Урядник распрямился, усы поправил, глаза заблестели. Воздуху в грудь набрал, аж надулся. Нет из растерянности лучшего выхода, чем на ком-то зло сорвать и дураком выставить.
– Ты что, баба, дура совсем? – заорал, – За какого душегубца меня принимаешь? Иди, тетеха, козу подои да принеси молока теплого. А спирт – это для нас. Бери, Селиванов, найденыша, пуповину режь и пошли, показания записывать станем. А ты, ты и ты – утопленницу к скале оттащите, да накройте мешком каким. Батюшку Милослава зовите, пусть с погребением решает, да на предмет бесовщины думает…
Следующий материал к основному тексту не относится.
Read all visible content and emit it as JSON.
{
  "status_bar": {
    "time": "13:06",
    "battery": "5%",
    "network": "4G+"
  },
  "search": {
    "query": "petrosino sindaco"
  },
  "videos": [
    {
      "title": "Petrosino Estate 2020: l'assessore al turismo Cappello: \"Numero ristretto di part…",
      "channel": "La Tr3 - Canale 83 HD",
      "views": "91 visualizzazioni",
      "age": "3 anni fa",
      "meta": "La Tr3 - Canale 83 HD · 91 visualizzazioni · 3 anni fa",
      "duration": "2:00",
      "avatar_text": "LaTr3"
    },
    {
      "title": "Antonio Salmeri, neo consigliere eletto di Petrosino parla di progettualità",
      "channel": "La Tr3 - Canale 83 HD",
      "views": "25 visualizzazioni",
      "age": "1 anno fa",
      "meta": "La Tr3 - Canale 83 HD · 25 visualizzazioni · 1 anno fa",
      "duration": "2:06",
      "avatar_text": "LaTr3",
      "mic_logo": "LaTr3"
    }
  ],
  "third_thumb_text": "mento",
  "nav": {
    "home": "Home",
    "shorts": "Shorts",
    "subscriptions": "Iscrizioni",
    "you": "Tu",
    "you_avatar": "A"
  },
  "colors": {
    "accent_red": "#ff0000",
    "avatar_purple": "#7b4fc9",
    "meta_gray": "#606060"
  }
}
Младенец тем временем нашел свой кулак и замолчал, сосредоточенно его губами плямкая. Побледнел весь, от холода дрожать стал. Селиванов его поднял за плечи, как зверька – а головенка назад валится, не держится. Бабы заругались, чтоб темечко поддержал, а он их и не слушал – пуповину резанул, нож сильно дернув, младенец заорал опять, а кровь полилась красная, живая. Рубаху с себя снял, перекрестился, завернул пищащую диковину да вслед за урядником понес по узкой тропке от моря, вверх, мимо заросших донником и васильками кочек да распорок для сушки сетей.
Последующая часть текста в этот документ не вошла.